On s’est vite rendu compte que face à l’inconnu, le meilleur moyen de ne pas passer pour un imbécile était encore de ne pas se prononcer, voire même faire preuve de scepticisme comme le Doc lorsqu’il apprend que Ronald Reagan est devenu président :
I’ve had enough practical jokes for one evening. Good night future boy!
Passer pour un vieux con est moins pire que de passer pour un farfelu. La peur du ridicule nous a poussé à la sécurité à outrance. Le futur a tendance à inquiéter plus qu’à inspirer. On pense à Uber et aux chauffeurs de taxi ou la manipulation génétique (cf Bienvenue à Gattaca). Le vieux Peabody essaie de shooter ce qu’il croit être un martien. Et le jury du bal de fin d’année retoque Marty, tuant peut-être sans le savoir le son de demain.
Face à ce qu’on ne maîtrise pas, on préfère dire non et se réfugier dans le confort rassurant du fatalisme, comme Strickland (James Tolkan) qui ne cesse de répéter à Marty qu’il va devenir un tocard comme son père. Ou comme le grand-père de Marty à propos de son petit-fils tout frais débarqué de 1985 :
He’s an idiot. Comes from upbringing. His parents are probably idiots too.

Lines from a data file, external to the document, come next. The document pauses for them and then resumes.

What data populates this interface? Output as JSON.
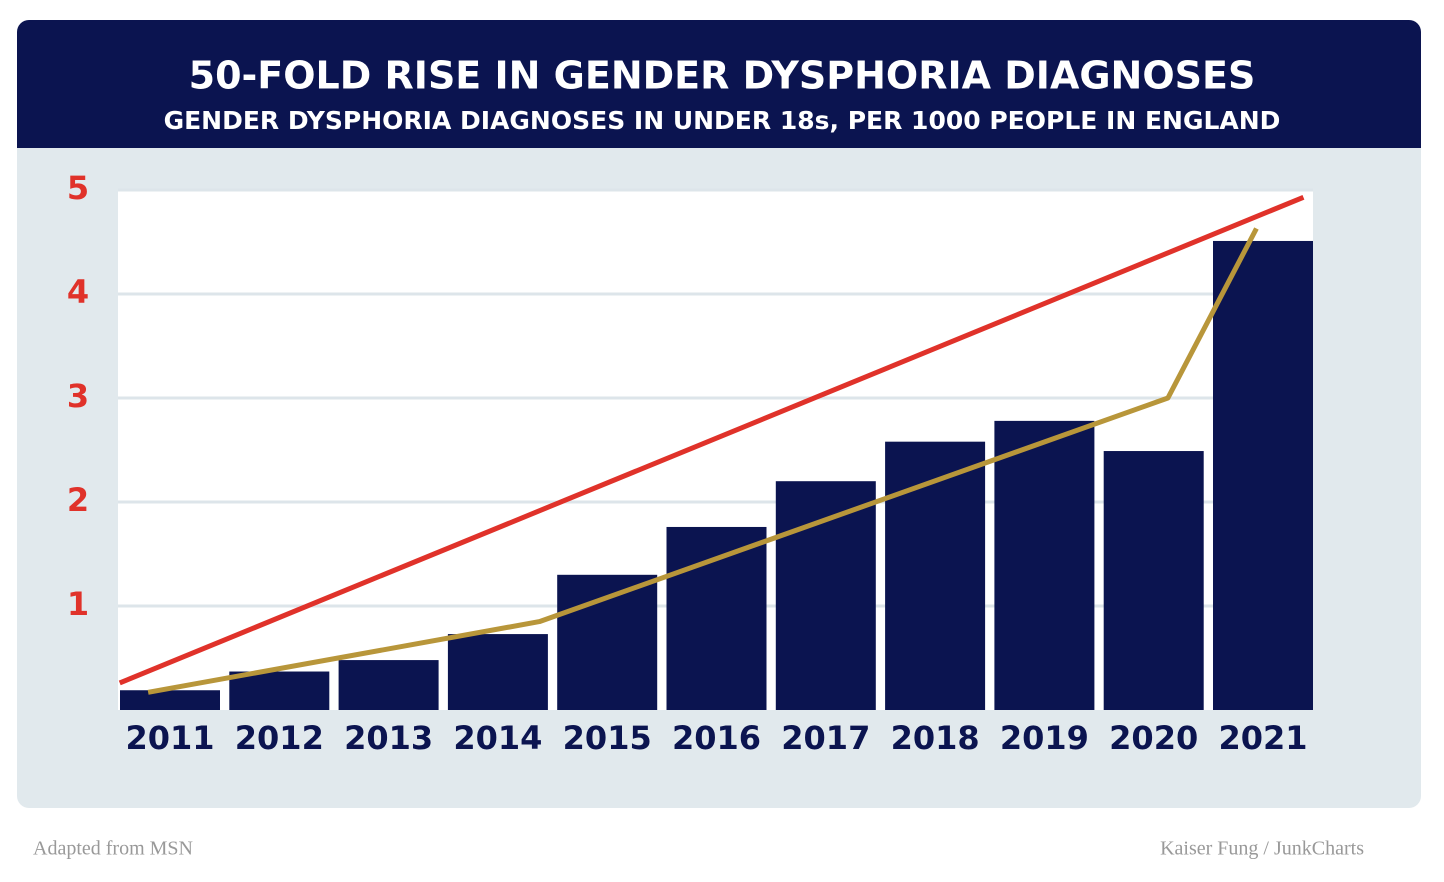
{
  "chart_data": {
    "type": "bar",
    "title": "50-FOLD RISE IN GENDER DYSPHORIA DIAGNOSES",
    "subtitle": "GENDER DYSPHORIA DIAGNOSES IN UNDER 18s, PER 1000 PEOPLE IN ENGLAND",
    "categories": [
      "2011",
      "2012",
      "2013",
      "2014",
      "2015",
      "2016",
      "2017",
      "2018",
      "2019",
      "2020",
      "2021"
    ],
    "values": [
      0.19,
      0.37,
      0.48,
      0.73,
      1.3,
      1.76,
      2.2,
      2.58,
      2.78,
      2.49,
      4.51
    ],
    "color": "#0b1450",
    "ylim": [
      0,
      5
    ],
    "yticks": [
      1,
      2,
      3,
      4,
      5
    ],
    "ytick_color": "#e0322a",
    "grid": true,
    "lines": [
      {
        "color": "#e0322a",
        "x": [
          -0.46,
          10.37
        ],
        "values": [
          0.26,
          4.93
        ]
      },
      {
        "color": "#b8963a",
        "x": [
          -0.2,
          3.38,
          9.13,
          9.94
        ],
        "values": [
          0.17,
          0.85,
          3.0,
          4.63
        ]
      }
    ]
  },
  "footer": {
    "left": "Adapted from MSN",
    "right": "Kaiser Fung / JunkCharts"
  }
}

Pas complètement faux puisque les chiens ne font pas des chats. Heureusement, ce n’est pas non plus complètement juste non plus. Le pouvoir de la volonté permet de briser les chaînes de ce cycle infernal dans lequel on peut trop vite se faire emprisonner. C’est la devise du Doc :
If you put your mind to it, you can accomplish anything.

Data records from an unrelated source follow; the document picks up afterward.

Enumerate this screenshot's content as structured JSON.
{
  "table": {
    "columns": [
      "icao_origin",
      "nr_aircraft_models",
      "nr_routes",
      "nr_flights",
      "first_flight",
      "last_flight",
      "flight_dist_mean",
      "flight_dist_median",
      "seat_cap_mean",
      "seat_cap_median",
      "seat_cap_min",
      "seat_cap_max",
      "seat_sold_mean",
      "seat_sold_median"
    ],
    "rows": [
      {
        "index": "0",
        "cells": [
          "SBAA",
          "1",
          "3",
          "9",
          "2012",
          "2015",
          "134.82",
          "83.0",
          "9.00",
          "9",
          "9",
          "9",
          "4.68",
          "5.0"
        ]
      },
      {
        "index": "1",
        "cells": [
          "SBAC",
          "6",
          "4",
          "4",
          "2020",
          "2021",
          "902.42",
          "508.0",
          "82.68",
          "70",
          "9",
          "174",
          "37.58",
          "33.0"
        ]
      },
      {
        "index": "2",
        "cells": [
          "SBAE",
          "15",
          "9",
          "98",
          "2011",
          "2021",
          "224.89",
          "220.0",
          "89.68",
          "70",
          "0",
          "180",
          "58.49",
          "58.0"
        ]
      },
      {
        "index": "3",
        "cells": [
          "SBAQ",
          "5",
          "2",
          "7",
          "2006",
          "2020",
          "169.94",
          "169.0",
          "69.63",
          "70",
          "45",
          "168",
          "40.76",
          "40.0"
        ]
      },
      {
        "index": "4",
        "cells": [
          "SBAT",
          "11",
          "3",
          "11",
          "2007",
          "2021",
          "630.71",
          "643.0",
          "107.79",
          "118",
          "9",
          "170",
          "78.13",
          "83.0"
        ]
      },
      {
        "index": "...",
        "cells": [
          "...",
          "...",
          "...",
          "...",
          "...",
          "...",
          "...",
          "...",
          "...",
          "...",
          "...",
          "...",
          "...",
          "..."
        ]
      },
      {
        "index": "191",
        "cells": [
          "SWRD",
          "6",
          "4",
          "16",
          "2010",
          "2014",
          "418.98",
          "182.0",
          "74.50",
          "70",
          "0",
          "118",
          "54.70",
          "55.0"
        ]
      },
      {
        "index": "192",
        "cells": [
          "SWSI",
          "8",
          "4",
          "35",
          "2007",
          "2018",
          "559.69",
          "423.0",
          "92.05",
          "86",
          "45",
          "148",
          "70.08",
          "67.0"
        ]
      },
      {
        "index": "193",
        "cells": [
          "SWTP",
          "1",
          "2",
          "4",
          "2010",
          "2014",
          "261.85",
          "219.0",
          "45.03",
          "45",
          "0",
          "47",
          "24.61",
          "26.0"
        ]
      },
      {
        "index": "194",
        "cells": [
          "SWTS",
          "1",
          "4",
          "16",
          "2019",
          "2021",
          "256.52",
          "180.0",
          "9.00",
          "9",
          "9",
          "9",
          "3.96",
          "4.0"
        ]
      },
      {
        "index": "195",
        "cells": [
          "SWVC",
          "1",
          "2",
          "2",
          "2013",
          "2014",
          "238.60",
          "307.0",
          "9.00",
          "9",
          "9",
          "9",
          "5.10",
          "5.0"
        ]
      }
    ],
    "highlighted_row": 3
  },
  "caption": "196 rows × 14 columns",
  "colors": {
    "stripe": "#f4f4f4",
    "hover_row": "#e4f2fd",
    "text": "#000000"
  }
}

Goldie Wilson deviendra ainsi le premier maire de couleur de Hill Valley, une perspective qui fera pourtant bien rire son patron de l’époque.
La vie se résume à des opportunités qu’il faut savoir saisir et que le destin se joue sur certains moments clé – comme lorsque George prend son courage à deux mains pour coller une droite à Biff. C’est grâce à ce moment de bravoure que Lauren tombera amoureuse de lui. Il faut se prendre en main.
En 1985, Michaël Gorbatchev arrive au pouvoir. Avec lui disparaît le spectre de l’ennemi communiste. Les États-Unis doivent se trouver une nouvelle raison d’être. À l’image du pays, c’est toute une adolescence américaine qui doit absolument retrouver son punch d’antan. Un peu de violence pour un peu de tendresse. Le direct dans la mâchoire permet le bisou.
Encore faut-il suffisamment croire en soi pour se détacher du regard destructeur de l’autre. C’est l’angoisse profonde de Georges – celle de Marty également – qui répètent tous les deux :
I don’t think I can take that kind of rejection.
La solution passe donc par soi-même, aidé quand même par le regard d’un autre bienveillant: celui du Doc pour Marty et celui de Marty pour Georges.
La chance que nous avons de vivre pleinement aujourd’hui passe aussi par une lecture nécessaire d’hier. Seuls ceux qui ont le courage d’aller se balader dans le passé réussissent à s’en libérer pour influencer le présent.
Une chance qui commence par un interdit : Rouler à 88mph sur un parking de supermarché. Pour gagner gros, il ne faut donc pas avoir peur de la mort, ou de l’amende. On n’a rien sans rien.